Tod im Reisfeld - Hieu-Tu
Am frühen Nachmittag des nächsten Tages sollte sich seine Vorahnung bestätigen. Per Nachricht setzte ihn das Hauptquartier davon in Kenntnis, dass ein Einsatz seiner Kompanie mehr als imminent sei. Nur eine Stunde später warteten die Paras der ersten Kompanie mit angelegten Schirmen auf ihren Einsatzbefehl, während Caillaud sich mit vor Vorfreude erhitztem Gesicht bei commandant (Major) Decorse, dem Stabschef für Operationen meldete.

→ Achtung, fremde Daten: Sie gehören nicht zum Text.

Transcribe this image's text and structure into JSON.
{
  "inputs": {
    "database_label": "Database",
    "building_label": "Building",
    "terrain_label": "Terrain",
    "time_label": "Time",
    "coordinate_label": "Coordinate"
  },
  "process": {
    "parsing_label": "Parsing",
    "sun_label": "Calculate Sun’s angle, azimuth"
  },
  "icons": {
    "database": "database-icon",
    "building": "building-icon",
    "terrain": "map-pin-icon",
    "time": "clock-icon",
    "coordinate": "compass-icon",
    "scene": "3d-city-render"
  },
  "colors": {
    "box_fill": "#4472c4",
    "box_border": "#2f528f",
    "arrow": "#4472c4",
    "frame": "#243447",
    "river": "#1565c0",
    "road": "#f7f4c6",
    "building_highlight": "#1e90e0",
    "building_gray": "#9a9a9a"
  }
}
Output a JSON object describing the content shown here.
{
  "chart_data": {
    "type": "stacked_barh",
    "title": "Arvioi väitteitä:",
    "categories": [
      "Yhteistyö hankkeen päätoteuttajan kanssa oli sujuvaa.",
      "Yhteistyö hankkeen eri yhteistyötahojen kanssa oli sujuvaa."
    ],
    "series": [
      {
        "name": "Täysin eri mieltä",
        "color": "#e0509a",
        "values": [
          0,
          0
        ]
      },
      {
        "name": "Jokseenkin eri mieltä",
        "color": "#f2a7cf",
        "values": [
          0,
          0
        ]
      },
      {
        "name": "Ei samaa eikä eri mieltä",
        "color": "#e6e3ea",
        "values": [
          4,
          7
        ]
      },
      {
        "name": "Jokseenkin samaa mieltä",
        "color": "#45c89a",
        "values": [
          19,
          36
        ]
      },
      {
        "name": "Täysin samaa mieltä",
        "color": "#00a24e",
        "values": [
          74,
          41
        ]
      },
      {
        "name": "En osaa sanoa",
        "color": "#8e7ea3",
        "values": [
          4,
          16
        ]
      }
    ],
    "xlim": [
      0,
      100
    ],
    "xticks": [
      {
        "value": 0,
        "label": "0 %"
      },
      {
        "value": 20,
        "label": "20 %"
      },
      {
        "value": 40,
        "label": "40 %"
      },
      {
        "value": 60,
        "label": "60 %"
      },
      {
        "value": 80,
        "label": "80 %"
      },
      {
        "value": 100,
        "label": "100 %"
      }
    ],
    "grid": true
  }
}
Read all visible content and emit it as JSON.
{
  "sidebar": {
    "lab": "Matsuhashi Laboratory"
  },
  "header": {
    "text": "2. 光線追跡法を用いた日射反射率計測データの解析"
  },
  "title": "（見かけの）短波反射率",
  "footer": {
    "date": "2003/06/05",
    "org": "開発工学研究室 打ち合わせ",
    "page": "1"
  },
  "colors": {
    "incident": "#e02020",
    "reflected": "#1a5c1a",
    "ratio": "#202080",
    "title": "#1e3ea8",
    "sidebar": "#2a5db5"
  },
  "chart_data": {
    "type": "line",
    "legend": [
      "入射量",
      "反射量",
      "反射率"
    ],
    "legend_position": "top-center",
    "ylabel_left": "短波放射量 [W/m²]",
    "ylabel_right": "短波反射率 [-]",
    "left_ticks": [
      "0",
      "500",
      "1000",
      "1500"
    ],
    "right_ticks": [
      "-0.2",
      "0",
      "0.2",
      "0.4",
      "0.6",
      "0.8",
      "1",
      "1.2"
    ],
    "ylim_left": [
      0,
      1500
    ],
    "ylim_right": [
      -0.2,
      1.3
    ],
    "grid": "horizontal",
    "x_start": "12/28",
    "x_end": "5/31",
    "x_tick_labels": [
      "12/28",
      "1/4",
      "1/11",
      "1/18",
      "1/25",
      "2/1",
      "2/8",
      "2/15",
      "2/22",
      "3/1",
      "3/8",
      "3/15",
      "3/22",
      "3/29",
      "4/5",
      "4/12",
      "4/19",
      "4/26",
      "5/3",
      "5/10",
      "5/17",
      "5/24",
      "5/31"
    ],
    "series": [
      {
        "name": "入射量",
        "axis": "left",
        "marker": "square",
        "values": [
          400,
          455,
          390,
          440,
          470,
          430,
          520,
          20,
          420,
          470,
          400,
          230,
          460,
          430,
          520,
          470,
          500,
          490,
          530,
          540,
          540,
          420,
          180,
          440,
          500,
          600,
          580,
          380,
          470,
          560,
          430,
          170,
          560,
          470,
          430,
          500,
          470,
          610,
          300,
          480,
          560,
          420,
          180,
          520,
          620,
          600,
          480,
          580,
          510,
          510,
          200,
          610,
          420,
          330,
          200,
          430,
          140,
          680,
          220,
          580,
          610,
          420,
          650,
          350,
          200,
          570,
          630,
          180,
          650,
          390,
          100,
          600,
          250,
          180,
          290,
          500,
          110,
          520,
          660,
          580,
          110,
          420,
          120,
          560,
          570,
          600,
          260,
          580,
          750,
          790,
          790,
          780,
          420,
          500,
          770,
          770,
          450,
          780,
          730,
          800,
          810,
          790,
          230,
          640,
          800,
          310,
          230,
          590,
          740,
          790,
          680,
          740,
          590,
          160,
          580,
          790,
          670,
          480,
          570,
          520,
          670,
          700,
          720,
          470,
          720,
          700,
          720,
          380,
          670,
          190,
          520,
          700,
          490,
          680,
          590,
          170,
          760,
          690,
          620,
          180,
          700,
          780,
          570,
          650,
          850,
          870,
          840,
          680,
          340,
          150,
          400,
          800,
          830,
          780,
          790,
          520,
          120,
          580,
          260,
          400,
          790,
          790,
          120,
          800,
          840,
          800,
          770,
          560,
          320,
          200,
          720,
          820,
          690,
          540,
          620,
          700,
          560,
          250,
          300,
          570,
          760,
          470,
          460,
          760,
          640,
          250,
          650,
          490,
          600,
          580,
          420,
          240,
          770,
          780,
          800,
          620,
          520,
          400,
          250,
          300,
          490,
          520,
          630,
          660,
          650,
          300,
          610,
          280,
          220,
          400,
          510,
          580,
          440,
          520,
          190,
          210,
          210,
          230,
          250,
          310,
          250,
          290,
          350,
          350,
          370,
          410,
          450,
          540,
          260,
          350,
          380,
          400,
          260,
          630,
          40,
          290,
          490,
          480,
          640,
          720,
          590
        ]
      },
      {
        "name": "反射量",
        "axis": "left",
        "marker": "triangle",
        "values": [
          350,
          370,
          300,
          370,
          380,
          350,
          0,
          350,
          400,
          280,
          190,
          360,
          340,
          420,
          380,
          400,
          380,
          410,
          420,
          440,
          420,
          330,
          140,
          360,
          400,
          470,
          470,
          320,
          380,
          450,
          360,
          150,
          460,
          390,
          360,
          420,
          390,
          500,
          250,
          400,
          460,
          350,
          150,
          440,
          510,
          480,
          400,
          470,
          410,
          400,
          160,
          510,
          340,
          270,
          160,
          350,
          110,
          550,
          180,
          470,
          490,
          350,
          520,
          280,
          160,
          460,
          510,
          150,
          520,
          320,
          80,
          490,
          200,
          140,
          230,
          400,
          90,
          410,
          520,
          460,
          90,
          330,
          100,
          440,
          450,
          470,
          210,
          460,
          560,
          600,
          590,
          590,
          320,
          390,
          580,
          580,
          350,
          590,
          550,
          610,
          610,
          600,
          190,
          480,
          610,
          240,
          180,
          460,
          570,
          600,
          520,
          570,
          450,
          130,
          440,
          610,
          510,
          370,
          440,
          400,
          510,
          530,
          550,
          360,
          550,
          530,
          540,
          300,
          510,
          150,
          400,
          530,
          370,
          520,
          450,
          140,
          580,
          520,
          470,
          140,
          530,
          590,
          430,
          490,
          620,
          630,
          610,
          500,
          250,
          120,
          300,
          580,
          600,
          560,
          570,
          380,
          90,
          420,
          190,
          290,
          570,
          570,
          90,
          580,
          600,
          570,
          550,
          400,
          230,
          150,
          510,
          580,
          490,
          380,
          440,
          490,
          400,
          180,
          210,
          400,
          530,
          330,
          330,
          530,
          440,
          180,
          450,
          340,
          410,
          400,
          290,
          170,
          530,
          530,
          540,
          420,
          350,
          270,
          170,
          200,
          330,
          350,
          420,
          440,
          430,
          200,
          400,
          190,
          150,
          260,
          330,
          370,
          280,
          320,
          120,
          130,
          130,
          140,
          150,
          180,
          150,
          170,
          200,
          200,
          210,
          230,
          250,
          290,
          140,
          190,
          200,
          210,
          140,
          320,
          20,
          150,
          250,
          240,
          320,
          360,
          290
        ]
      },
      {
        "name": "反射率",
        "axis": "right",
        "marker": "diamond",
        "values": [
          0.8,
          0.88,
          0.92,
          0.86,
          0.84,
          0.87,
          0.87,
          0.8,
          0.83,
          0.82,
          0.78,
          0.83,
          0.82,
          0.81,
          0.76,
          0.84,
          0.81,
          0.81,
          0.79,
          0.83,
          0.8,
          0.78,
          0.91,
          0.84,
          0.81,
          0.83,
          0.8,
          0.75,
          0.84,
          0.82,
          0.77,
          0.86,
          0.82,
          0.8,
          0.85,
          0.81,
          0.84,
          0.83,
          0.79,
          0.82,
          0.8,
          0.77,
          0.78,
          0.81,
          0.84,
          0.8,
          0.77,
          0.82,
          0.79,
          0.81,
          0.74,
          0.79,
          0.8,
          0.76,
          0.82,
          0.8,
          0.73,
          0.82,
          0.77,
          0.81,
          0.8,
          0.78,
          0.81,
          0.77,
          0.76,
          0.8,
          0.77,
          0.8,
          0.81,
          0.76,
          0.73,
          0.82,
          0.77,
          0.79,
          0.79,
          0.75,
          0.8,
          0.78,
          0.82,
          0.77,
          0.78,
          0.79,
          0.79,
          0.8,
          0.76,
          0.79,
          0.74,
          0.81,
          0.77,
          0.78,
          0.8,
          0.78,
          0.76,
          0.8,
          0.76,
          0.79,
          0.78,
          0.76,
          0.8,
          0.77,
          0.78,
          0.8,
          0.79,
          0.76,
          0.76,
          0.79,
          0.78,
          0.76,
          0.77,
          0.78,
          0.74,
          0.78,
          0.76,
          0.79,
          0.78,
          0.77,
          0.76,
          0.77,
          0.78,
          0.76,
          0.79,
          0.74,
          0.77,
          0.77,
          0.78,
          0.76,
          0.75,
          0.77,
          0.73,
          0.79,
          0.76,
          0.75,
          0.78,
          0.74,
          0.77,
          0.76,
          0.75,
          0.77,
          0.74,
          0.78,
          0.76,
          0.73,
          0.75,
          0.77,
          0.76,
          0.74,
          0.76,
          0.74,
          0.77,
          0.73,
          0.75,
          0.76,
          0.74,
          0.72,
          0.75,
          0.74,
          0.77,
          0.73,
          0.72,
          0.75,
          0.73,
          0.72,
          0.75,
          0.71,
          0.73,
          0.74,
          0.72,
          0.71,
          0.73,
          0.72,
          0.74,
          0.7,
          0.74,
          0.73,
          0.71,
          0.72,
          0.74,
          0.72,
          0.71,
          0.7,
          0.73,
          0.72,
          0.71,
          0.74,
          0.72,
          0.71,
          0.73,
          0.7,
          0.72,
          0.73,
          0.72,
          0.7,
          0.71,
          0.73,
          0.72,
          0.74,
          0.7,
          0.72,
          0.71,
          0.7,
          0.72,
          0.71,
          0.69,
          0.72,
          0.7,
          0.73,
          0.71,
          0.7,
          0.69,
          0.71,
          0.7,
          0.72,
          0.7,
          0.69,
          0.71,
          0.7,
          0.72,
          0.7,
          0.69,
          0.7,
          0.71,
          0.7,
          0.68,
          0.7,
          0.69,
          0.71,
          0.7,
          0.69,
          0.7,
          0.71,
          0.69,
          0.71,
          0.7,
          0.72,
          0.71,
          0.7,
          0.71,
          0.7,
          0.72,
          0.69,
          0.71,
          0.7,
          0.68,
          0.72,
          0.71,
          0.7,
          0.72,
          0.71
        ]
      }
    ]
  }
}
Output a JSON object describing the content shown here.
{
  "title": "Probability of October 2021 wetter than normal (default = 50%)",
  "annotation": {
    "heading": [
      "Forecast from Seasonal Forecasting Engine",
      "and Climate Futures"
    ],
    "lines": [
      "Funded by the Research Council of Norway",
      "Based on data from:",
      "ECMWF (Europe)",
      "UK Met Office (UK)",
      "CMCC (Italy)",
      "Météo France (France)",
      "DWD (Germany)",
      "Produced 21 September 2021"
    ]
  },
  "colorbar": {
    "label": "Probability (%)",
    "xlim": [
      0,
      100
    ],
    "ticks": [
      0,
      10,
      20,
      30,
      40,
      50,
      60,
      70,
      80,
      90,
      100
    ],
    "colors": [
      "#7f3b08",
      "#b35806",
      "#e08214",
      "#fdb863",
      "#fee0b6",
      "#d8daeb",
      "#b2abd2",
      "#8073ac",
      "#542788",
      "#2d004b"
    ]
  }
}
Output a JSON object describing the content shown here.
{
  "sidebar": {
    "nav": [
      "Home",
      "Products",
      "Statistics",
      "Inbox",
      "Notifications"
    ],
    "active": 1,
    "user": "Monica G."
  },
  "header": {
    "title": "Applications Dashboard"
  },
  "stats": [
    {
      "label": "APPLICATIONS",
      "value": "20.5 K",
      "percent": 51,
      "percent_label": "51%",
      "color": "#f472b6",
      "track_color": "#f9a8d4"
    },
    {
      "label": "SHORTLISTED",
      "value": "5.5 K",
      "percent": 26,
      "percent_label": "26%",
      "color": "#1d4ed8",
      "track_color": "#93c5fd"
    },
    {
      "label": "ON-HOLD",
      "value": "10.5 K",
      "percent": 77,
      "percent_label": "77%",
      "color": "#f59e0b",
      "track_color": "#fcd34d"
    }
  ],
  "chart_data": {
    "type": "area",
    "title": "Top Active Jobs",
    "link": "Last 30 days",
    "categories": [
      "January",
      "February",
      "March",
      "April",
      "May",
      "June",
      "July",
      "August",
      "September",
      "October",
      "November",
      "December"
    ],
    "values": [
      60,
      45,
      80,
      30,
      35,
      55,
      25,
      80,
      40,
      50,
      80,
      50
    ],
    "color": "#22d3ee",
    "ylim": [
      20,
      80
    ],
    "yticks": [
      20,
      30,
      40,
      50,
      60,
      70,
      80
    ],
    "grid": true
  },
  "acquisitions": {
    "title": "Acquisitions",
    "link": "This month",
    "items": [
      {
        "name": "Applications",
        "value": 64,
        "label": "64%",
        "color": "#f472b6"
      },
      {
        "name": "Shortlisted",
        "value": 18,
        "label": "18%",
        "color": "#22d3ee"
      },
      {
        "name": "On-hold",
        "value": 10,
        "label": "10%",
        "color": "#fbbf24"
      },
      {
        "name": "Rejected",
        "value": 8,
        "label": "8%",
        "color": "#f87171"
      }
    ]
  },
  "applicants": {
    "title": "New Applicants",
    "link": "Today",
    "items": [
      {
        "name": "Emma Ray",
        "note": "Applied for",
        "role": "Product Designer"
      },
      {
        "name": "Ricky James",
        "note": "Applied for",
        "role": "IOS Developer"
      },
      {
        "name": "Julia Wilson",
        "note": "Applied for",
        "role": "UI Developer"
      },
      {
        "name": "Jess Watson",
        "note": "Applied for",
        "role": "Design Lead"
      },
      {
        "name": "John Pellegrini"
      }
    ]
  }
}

»Ich nehme an, Caillaud, dass ich Ihnen nicht sagen muss, wie leid es mir tut eine Einheit der Legion gerade an Weihnachten zu stören. Aber ich denke, diese Sache, wenn auch extrem gefährlich, ist ganz nach ihrem Geschmack.«
Die beiden Männer reichten sich die Hand. Dunkle Wolken auf der Stirn, beugte sich Decorse über die Generalstabskarte. Er tippte mit dem Finger auf eine Stelle etwa 130 Kilometer südwestlich von Saigon.
»Das ist Tra-Vinh. Dort haben wir einen Außenposten, von dem wir seit Tagen keine Nachricht mehr empfangen. Wir wissen ganz einfach nicht, ob es dort noch eine Maus gibt, die am Leben ist.«
Caillaud gefiel die direkte Art des commandant. Schon nach den ersten Worten ahnte er, was in Tra-Vinh schieflief, doch das behielt er noch für sich. Decorse sprach mit schneidender Stimme fast beschwörend weiter auf Caillaud ein. »Was wir aber mit Sicherheit wissen ist, dass westlich von Tra-Vinh mindesten drei Bataillone des Vietminh einen Ort namens Hieu-Tu gerade in diesem Moment angreifen. Hieu-Tu ist sozusagen die letzte Bastion vor Tra-Vinh. Wenn Giaps Truppen den Posten einnehmen, fällt auch Tra-Vinh. Der ganze Süden läge dann als Einmarschgebiet für den Feind offen, wie eine Hure für den Freier. Sie verstehen, was ich meine?«
»Ich denke schon, mon commandant.«
Mehr sagte Caillaud nicht. Er dachte nach. Decorse hatte drei Bataillone erwähnt. Seine Kompanie hingegen war nur knapp 130 Mann stark. Der Auftrag stank, war aber genau nach seinem Geschmack.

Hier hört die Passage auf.